Desde 2013, ano em que foi implantado o programa, já foram incluídas no mercado de trabalho mais de 5 mil pessoas com deficiência.

Segundo o instituto, foi observado um crescimento progressivo e orgânico até 2019. Esse avanço foi interrompido pela pandemia de Covid-19, mas a trajetória ascendente foi recuperada em 2022. A média de contratações dos últimos anos tem sido em torno de 500 profissionais, conta Gonzalez. A meta é atingir 760 contratações em 2025 e quebrar a barreira de 1.000 vagas preenchidas em 2026.

Entre as empresas que mais contratam via esse modelo, ressalta o IJC, estão diversas indústrias, laboratórios e prestadoras de serviço, com destaque para o setor de varejo, sobretudo do ramo de alimentação e supermercados.
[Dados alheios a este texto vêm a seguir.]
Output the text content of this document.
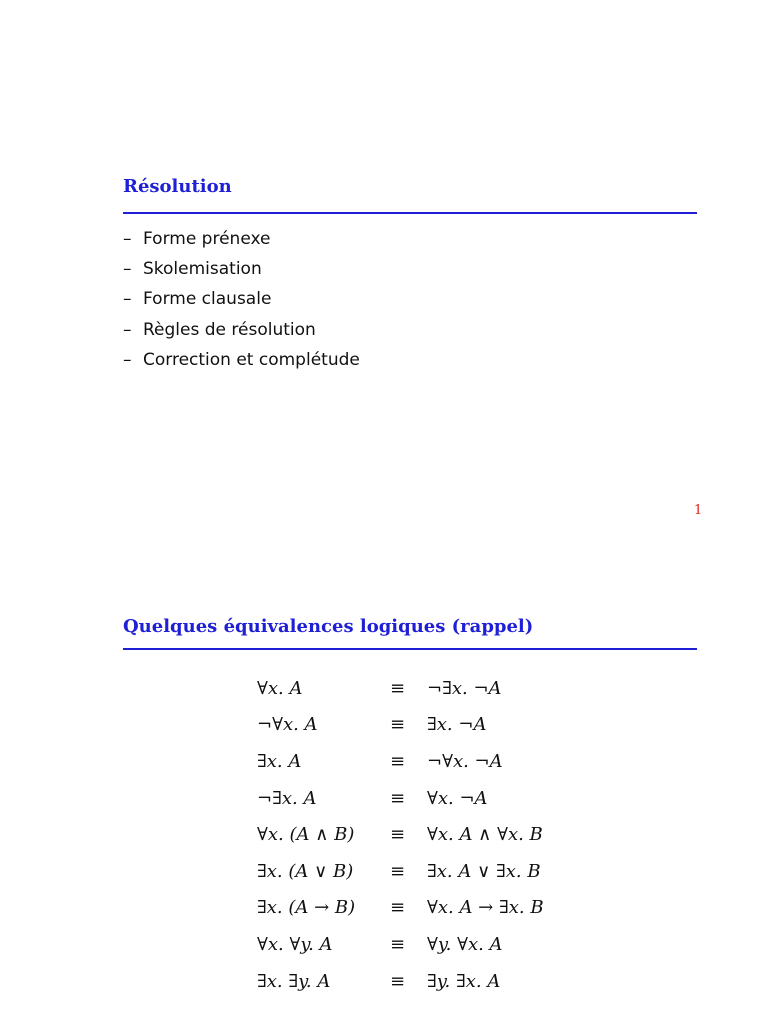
Résolution
– Forme prénexe
– Skolemisation
– Forme clausale
– Règles de résolution
– Correction et complétude
1
Quelques équivalences logiques (rappel)
∀x. A	≡	¬∃x. ¬A
¬∀x. A	≡	∃x. ¬A
∃x. A	≡	¬∀x. ¬A
¬∃x. A	≡	∀x. ¬A
∀x. (A ∧ B)	≡	∀x. A ∧ ∀x. B
∃x. (A ∨ B)	≡	∃x. A ∨ ∃x. B
∃x. (A → B)	≡	∀x. A → ∃x. B
∀x. ∀y. A	≡	∀y. ∀x. A
∃x. ∃y. A	≡	∃y. ∃x. A
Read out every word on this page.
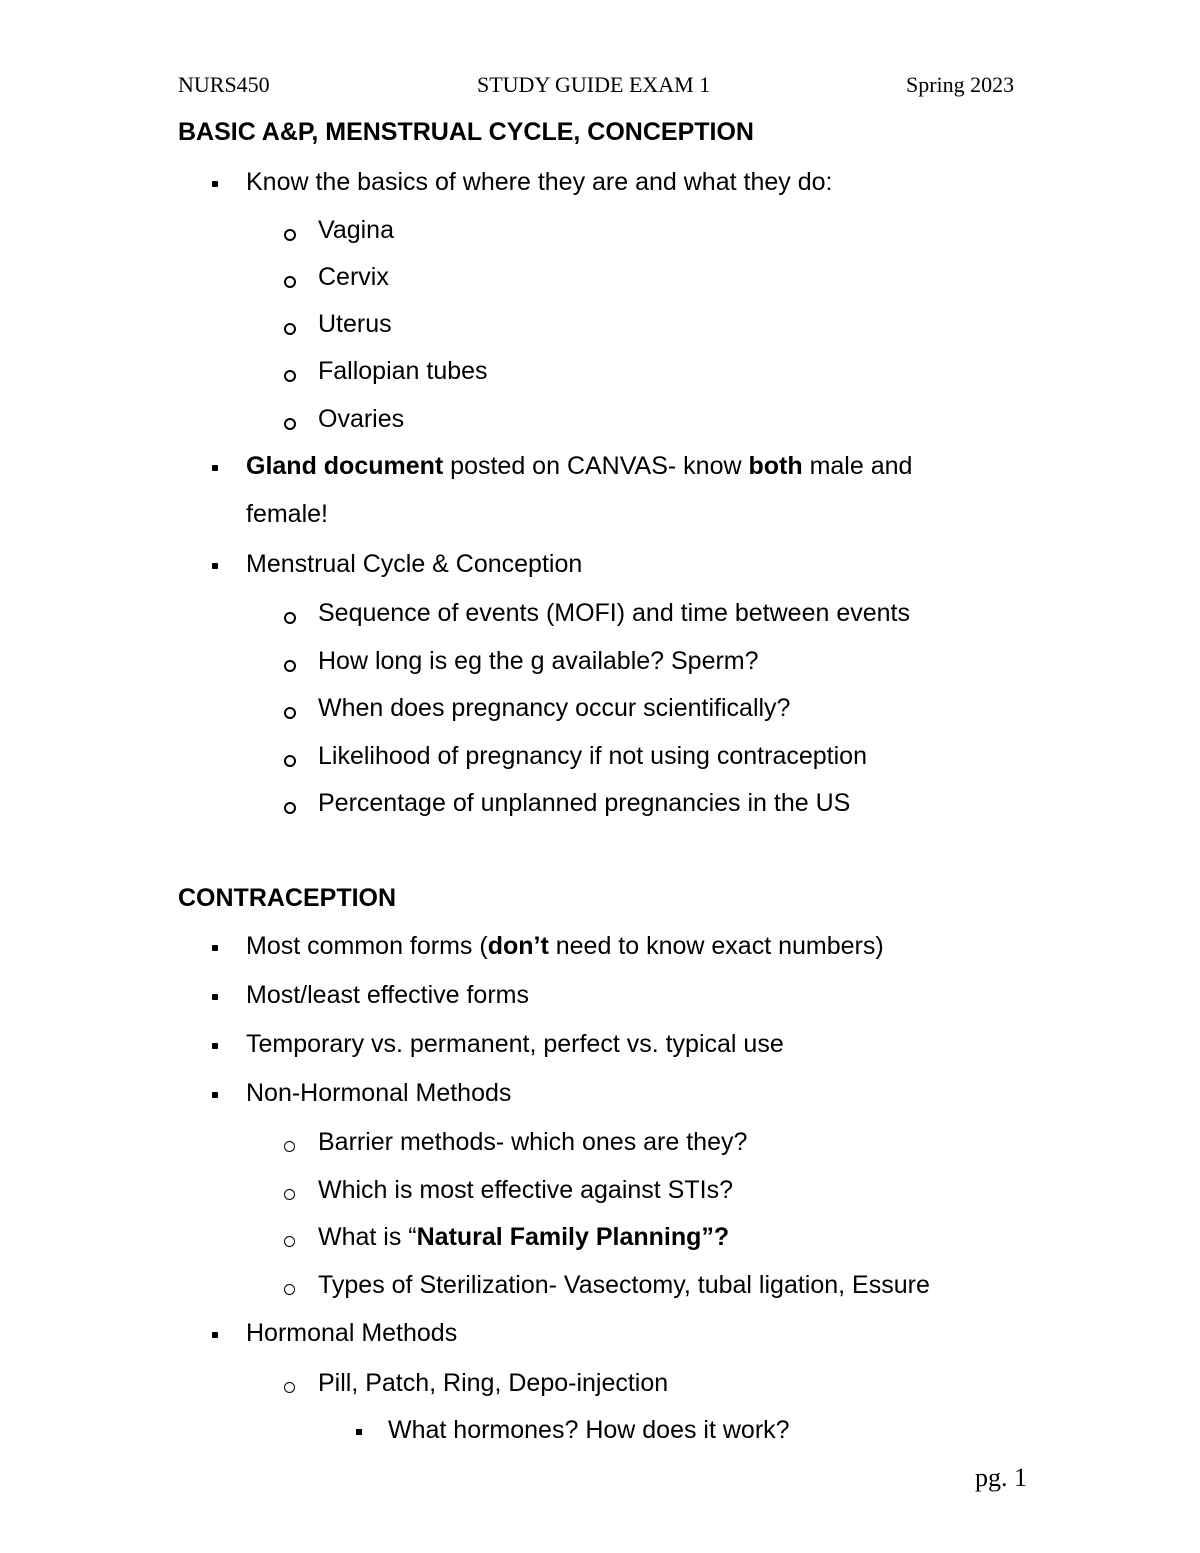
NURS450	STUDY GUIDE EXAM 1	Spring 2023
BASIC A&P, MENSTRUAL CYCLE, CONCEPTION
Know the basics of where they are and what they do:
Vagina
Cervix
Uterus
Fallopian tubes
Ovaries
Gland document posted on CANVAS- know both male and
female!
Menstrual Cycle & Conception
Sequence of events (MOFI) and time between events
How long is eg the g available? Sperm?
When does pregnancy occur scientifically?
Likelihood of pregnancy if not using contraception
Percentage of unplanned pregnancies in the US
CONTRACEPTION
Most common forms (don’t need to know exact numbers)
Most/least effective forms
Temporary vs. permanent, perfect vs. typical use
Non-Hormonal Methods
Barrier methods- which ones are they?
Which is most effective against STIs?
What is “Natural Family Planning”?
Types of Sterilization- Vasectomy, tubal ligation, Essure
Hormonal Methods
Pill, Patch, Ring, Depo-injection
What hormones? How does it work?
pg. 1
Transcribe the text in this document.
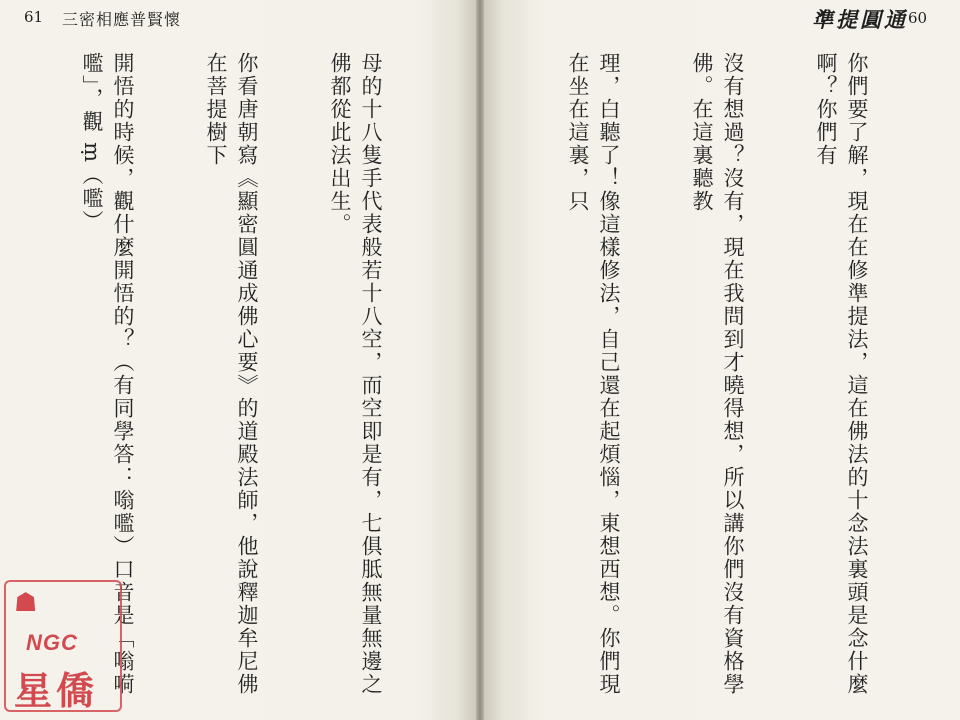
61 三密相應普賢懷

母的十八隻手代表般若十八空，而空即是有，七俱胝無量無邊之佛都從此法出生。

你看唐朝寫《顯密圓通成佛心要》的道殿法師，他說釋迦牟尼佛在菩提樹下

開悟的時候，觀什麼開悟的？（有同學答：嗡嚂）口音是「嗡嗬嚂」，觀 ṃ（嚂）

☗
NGC
星僑
準提圓通 60

你們要了解，現在在修準提法，這在佛法的十念法裏頭是念什麼啊？你們有

沒有想過？沒有，現在我問到才曉得想，所以講你們沒有資格學佛。在這裏聽教

理，白聽了！像這樣修法，自己還在起煩惱，東想西想。你們現在坐在這裏，只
Algumas, aponta Gonzalez, têm o programa como um diferencial de credibilidade de marca.

O silêncio das libras

De acordo com Luciano Esposto, sócio da Libraria, empresa especializada em soluções de acessibilidade em libras, o trabalho com surdos é mais específico por se tratar de um PcD silencioso. A principal ferramenta para estimular a inclusão desse público, destaca ele, é a informação. “Na rua, você consegue perceber a presença de um cego, um cadeirante, a pessoa com nanismo. O surdo, porém, está do seu lado e você não sabe se dá conta”, diz.

O Brasil tem aproximadamente 3 milhões de surdos que usam libras, mas são poucos os exemplos de inclusão no mercado de trabalho, destaca o representante da Libraria. Ele cita a empresa de RH Egualité, especializada na seleção de surdos para vagas, e a indústria Bosch, que tem uma linha de produção com 200 surdos.

Esposto, que ministra workshops para empresas, busca desmistificar esse universo. “Tem surgido diversas ferramentas de Inteligência Artificial que tornaram a acessibilidade mais viável, mas a formação de profissionais em libras para surdos, por exemplo, ainda enfrenta sérios problemas no País”, explica. Segundo ele, mais de 90% das universidades hoje não estão conseguindo formar intérpretes de libras.

Gonzalez, do IJC, concorda que o obstáculo número um para a inclusão ainda é o capacitismo, a barreira atitudinal. “Apesar da lei, ainda é muito arraigada a crença de que a pessoa não vai conseguir, de que é muito difícil. Isso acaba bloqueando a participação dessas pessoas nos processos seletivos”, lamenta.

Caminhos para a acessibilidade

No âmbito do poder público, na cidade de São Paulo a prefeitura, por meio da Secretaria Municipal da Pessoa com Deficiência (SMPED), oferece dois selos que reconhecem ambientes acessíveis: o Selo de Acessibilidade Arquitetônica, que respalda edificações que garantem acesso seguro e autônomo a pessoas com deficiência; e o Selo de Acessibilidade Digital, certificação para sites com navegação inclusiva. As solicitações são gratuitas e podem ser feitas pelo Portal SP156.

A Secretaria também oferece cursos gratuitos voltados a profissionais de arquitetura, engenharia, TI e comunicação, com foco nas normas técnicas e boas práticas de acessibilidade. São quatro formações online, com 100 vagas por edição, divulgadas nas redes sociais da Secretaria (@smpedsp) e no site da prefeitura de São Paulo.

Há ainda o curso Conhecer Para Incluir, que tem como objetivo sensibilizar e capacitar servidores públicos, profissionais de diversas áreas e a sociedade sobre os direitos, potencialidades e realidades das pessoas com deficiência. A formação aborda conceitos sobre acessibilidade, inclusão, diversidade e respeito às diferenças.